MDMA-assisted psychotherapy for AUD: Bayesian analysis of WHO drinking risk level and exploratory analysis of drinking behavior and psychosocial functioning at 3 months follow-up

Thurgur and colleagues situate this work within the recent resurgence of clinical research on MDMA-assisted psychotherapy, noting robust Phase III evidence for PTSD and interest in applying the approach to other disorders linked with trauma, including alcohol use disorder (AUD). Earlier open-label work by the study team established safety and tolerability for MDMA-assisted psychotherapy in AUD and reported reductions in drinking and improvements in mood up to 9 months, but questions remain about clinically meaningful drinking endpoints, broader psychosocial outcomes, and potential mediators such as craving.

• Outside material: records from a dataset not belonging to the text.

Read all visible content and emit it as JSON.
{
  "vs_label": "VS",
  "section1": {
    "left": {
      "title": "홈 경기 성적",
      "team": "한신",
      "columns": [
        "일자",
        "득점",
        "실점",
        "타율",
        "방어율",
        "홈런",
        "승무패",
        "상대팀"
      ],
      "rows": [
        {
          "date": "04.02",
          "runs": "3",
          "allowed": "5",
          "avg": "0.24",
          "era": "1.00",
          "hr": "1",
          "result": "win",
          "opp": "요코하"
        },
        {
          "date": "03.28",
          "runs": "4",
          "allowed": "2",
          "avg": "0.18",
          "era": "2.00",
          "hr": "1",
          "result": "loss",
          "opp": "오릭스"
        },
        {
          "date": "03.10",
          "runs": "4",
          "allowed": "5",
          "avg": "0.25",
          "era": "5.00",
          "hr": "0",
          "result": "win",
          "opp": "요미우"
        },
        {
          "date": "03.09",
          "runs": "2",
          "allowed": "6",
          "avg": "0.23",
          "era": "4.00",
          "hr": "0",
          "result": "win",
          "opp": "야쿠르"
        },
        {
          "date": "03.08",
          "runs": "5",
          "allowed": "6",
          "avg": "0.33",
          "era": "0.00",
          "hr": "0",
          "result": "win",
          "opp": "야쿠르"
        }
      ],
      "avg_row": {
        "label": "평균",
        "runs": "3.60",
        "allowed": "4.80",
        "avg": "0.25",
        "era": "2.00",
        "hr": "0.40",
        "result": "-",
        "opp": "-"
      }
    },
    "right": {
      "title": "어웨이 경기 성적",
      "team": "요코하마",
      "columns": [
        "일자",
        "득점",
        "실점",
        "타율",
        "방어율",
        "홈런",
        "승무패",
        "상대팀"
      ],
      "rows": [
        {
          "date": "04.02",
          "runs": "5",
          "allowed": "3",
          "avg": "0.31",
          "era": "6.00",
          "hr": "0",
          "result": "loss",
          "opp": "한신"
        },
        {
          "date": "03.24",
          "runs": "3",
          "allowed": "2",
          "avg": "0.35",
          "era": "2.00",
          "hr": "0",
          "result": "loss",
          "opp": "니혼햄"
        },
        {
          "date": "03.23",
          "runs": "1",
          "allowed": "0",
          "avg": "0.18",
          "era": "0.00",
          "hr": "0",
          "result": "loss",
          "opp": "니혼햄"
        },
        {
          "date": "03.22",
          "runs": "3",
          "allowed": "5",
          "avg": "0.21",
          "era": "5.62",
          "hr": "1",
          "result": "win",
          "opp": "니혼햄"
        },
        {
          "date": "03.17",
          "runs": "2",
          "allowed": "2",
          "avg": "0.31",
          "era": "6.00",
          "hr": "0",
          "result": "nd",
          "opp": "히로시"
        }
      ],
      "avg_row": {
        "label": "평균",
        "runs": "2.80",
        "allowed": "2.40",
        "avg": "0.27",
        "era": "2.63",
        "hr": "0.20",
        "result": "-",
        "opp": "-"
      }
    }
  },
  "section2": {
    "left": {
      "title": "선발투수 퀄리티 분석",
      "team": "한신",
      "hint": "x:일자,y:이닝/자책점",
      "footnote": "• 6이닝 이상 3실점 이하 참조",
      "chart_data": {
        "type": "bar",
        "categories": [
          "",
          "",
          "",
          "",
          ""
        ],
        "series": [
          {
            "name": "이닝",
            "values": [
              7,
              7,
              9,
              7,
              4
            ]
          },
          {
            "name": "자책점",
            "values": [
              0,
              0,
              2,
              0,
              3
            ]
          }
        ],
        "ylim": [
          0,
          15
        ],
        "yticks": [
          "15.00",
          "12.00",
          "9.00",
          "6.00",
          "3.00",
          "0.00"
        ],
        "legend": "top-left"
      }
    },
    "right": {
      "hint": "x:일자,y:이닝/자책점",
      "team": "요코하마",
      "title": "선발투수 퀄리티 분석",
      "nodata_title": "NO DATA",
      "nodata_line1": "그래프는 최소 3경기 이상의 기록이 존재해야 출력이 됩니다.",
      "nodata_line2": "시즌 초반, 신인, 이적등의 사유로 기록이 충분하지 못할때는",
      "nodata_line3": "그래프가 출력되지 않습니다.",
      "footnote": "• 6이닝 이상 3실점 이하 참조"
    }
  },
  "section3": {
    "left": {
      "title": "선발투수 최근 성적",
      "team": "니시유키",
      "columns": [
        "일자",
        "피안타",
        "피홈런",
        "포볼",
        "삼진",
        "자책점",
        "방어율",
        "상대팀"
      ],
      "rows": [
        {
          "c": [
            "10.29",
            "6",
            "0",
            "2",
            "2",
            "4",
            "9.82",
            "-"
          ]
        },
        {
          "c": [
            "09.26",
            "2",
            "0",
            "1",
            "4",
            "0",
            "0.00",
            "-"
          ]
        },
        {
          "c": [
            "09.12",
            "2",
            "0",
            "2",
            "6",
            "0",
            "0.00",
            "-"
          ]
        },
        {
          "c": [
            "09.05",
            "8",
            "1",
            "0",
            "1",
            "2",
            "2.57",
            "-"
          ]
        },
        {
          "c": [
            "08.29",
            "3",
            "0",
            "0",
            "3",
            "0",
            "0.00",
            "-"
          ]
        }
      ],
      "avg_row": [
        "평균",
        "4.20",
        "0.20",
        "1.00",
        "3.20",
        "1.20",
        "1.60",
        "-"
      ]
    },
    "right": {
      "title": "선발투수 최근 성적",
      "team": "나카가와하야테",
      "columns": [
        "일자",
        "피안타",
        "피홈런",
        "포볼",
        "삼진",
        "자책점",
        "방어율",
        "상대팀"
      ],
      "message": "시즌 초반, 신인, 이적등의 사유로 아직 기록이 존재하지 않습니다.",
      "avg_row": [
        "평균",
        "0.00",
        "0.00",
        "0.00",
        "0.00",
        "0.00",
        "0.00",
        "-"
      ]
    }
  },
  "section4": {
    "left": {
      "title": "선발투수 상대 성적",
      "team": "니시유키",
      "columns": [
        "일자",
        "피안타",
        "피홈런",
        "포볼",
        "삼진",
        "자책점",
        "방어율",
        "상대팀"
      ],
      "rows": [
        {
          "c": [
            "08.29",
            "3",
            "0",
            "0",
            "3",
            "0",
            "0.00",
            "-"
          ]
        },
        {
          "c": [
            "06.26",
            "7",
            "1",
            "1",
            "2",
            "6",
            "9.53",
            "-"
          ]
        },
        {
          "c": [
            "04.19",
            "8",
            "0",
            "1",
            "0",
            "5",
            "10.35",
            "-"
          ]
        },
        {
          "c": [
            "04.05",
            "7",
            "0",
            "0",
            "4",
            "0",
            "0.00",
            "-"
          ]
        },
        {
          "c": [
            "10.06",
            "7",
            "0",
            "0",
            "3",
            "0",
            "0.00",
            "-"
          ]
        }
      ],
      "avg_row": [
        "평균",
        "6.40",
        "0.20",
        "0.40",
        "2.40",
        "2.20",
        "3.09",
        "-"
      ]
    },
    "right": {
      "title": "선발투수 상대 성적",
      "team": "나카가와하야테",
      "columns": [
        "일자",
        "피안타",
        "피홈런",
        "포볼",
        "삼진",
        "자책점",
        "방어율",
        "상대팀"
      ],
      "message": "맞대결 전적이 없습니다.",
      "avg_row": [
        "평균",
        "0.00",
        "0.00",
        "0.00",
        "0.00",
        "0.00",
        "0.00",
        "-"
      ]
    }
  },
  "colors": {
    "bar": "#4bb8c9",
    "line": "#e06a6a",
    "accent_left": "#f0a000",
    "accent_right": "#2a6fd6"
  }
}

This paper re-analyses data from that initial feasibility trial to address two aims. First, the investigators apply a Bayesian framework to estimate the probability that participants achieved a clinically relevant harm-reduction endpoint—defined as a 2-level reduction in World Health Organization (WHO) drinking risk—at 3 months post-treatment. Second, the study reports exploratory analyses of drinking behaviour, craving, quality of life (QOL), sleep, self-compassion and empathy at 3 months versus baseline to provide preliminary evidence on broader wellbeing outcomes beyond alcohol consumption metrics.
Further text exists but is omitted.